Morgenthau, the author of the seminal book Politics Among Nations and many other works on international politics, spoke at the Naval War College about fundamentals of foreign policy. The main themes of his lecture are still relevant to today’s world.
The problems of international politics, he noted, are the result not of “ephemeral historic configurations but rather stem from the very essence of human nature.” Nations still struggle for power, which is why the “balance of power” is not a temporary phenomenon but an eternal aspect of international relations. The resolution of foreign policy problems or disputes is not the end of the struggle for power. There are no permanent solutions in foreign policy.

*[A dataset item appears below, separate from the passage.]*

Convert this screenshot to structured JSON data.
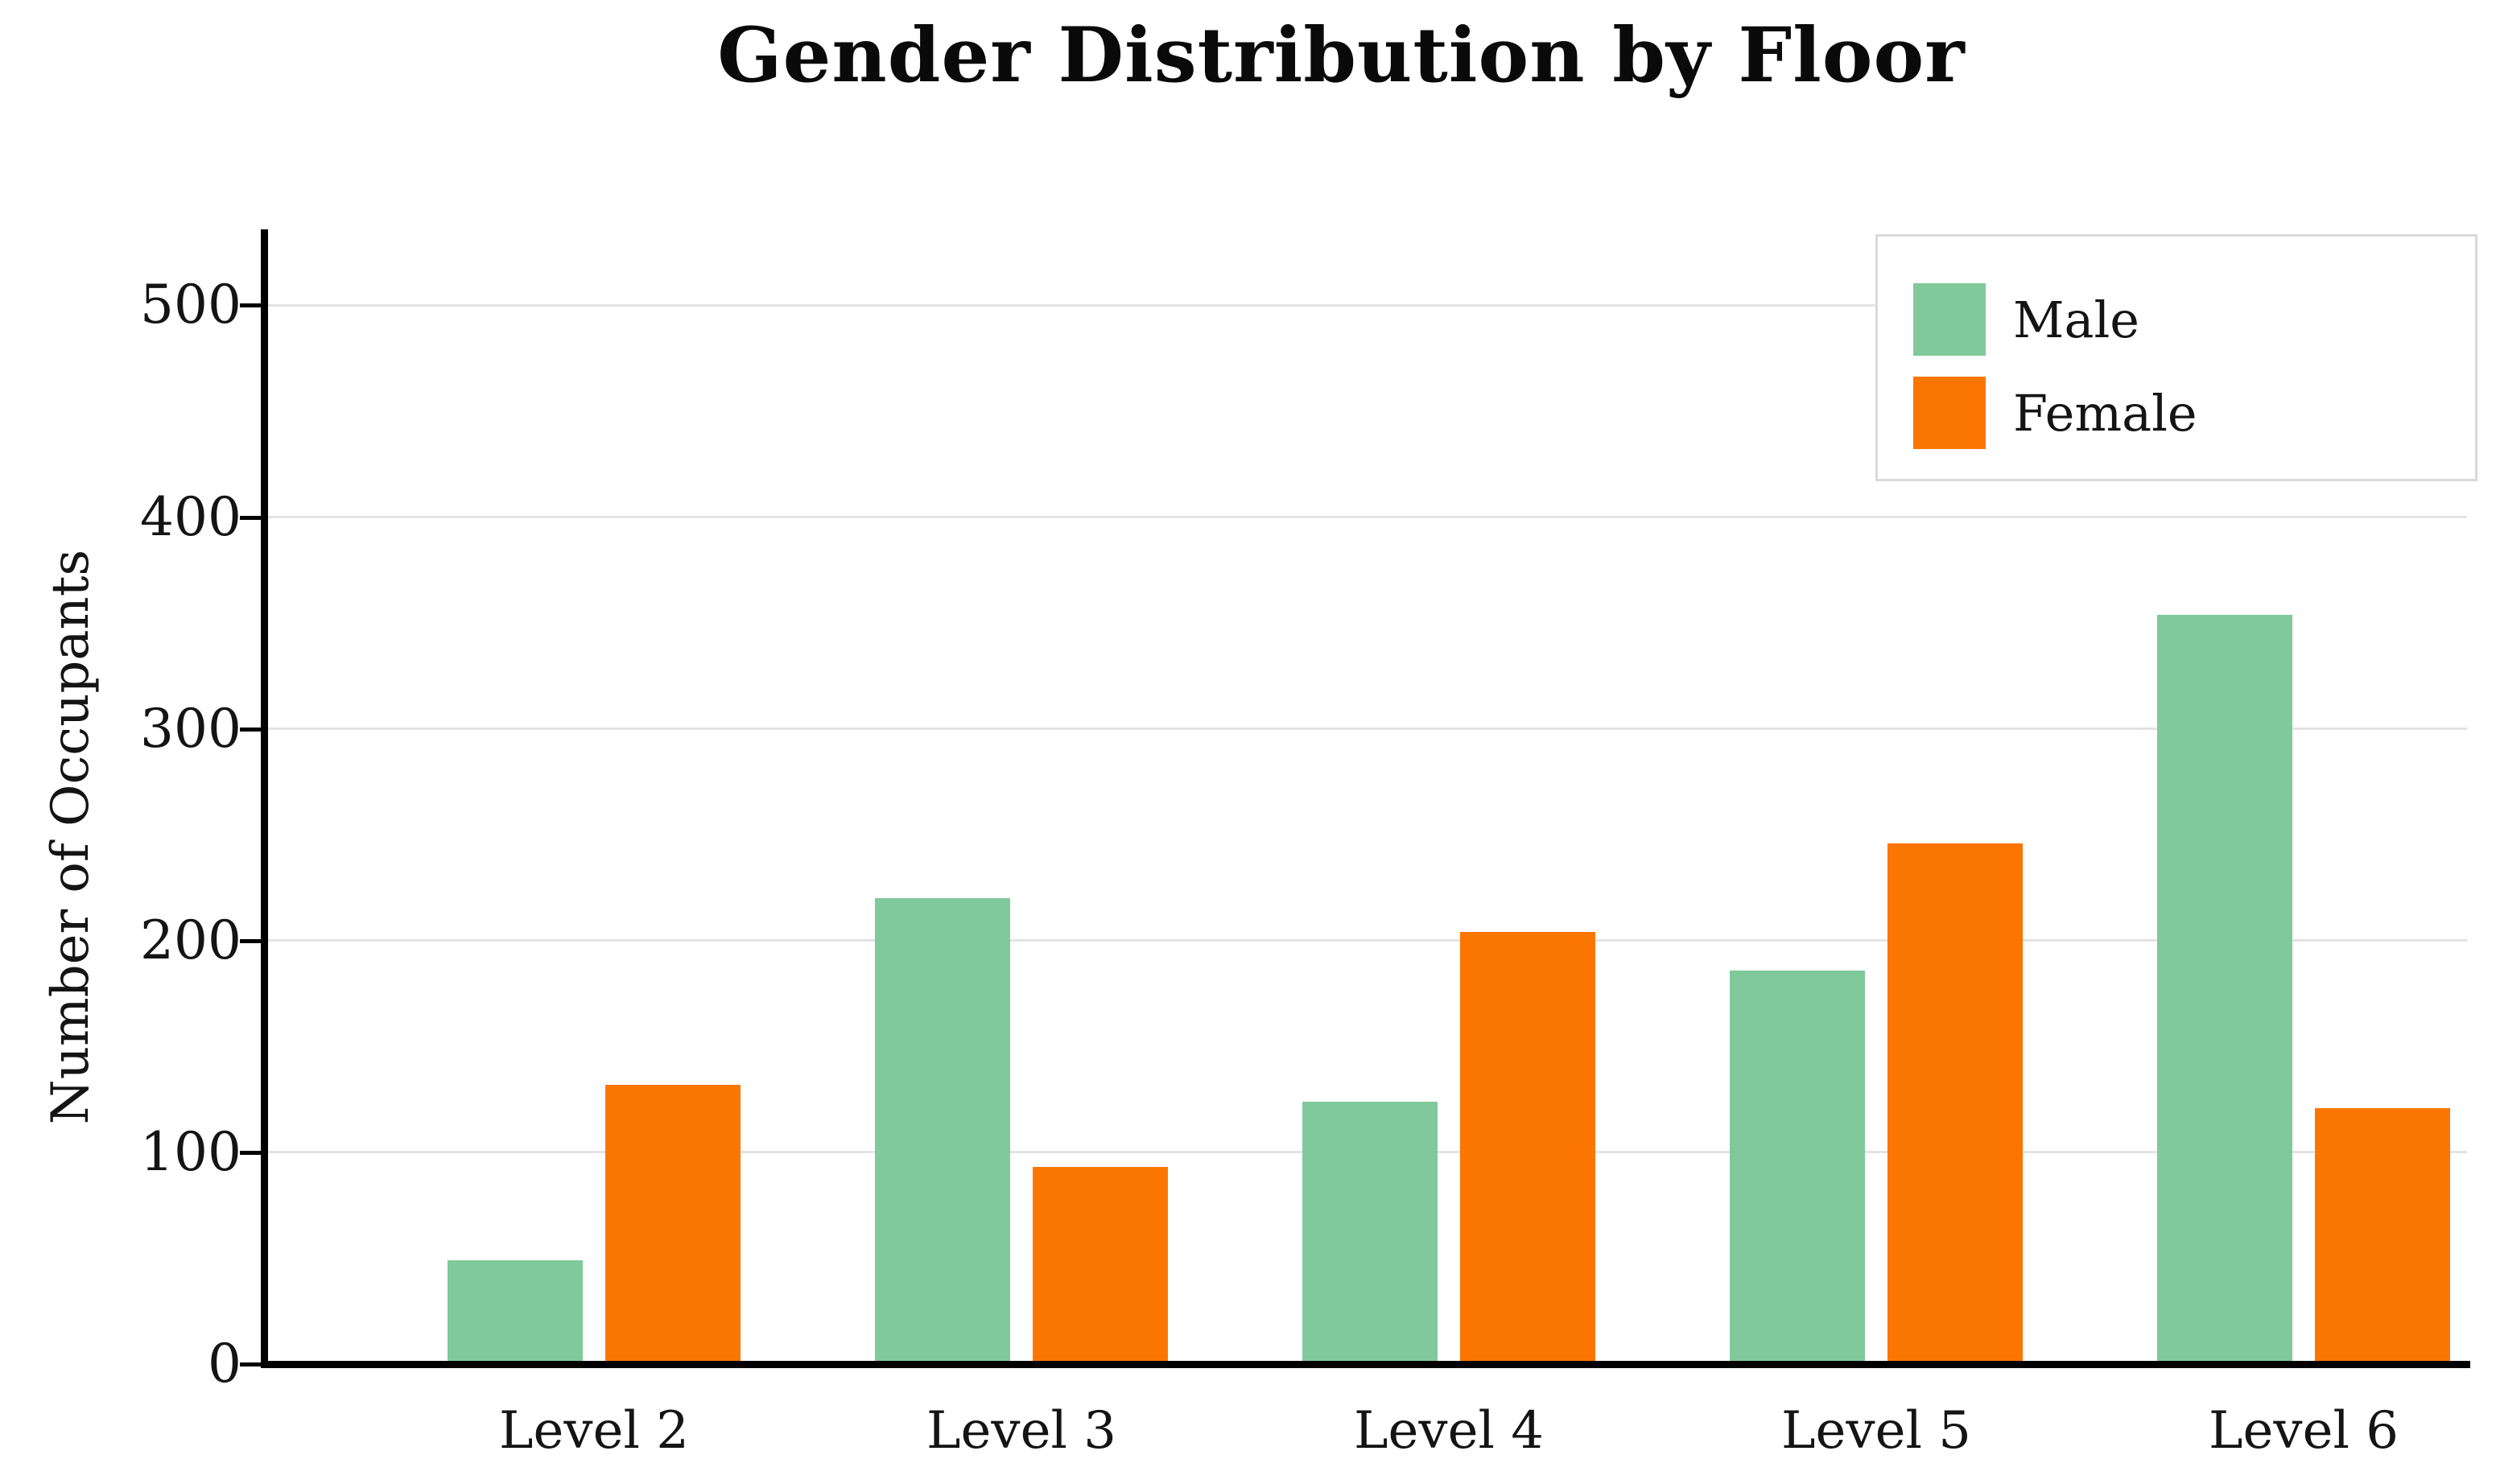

Foreign policy utopians and isolationists suffer from the similar illusions that the United States can either solve all the world’s problems or retreat from them. In reality, explained Morgenthau, neither is possible. Disarmament schemes, treaties, the UN, and foreign aid are often promoted as panaceas; at most, they can be utilized to ease or moderate struggles for power.
U.S. foreign policymakers would do well to read Morgenthau’s 1958 lecture which illuminates the fundamentals of our messy and troubled world.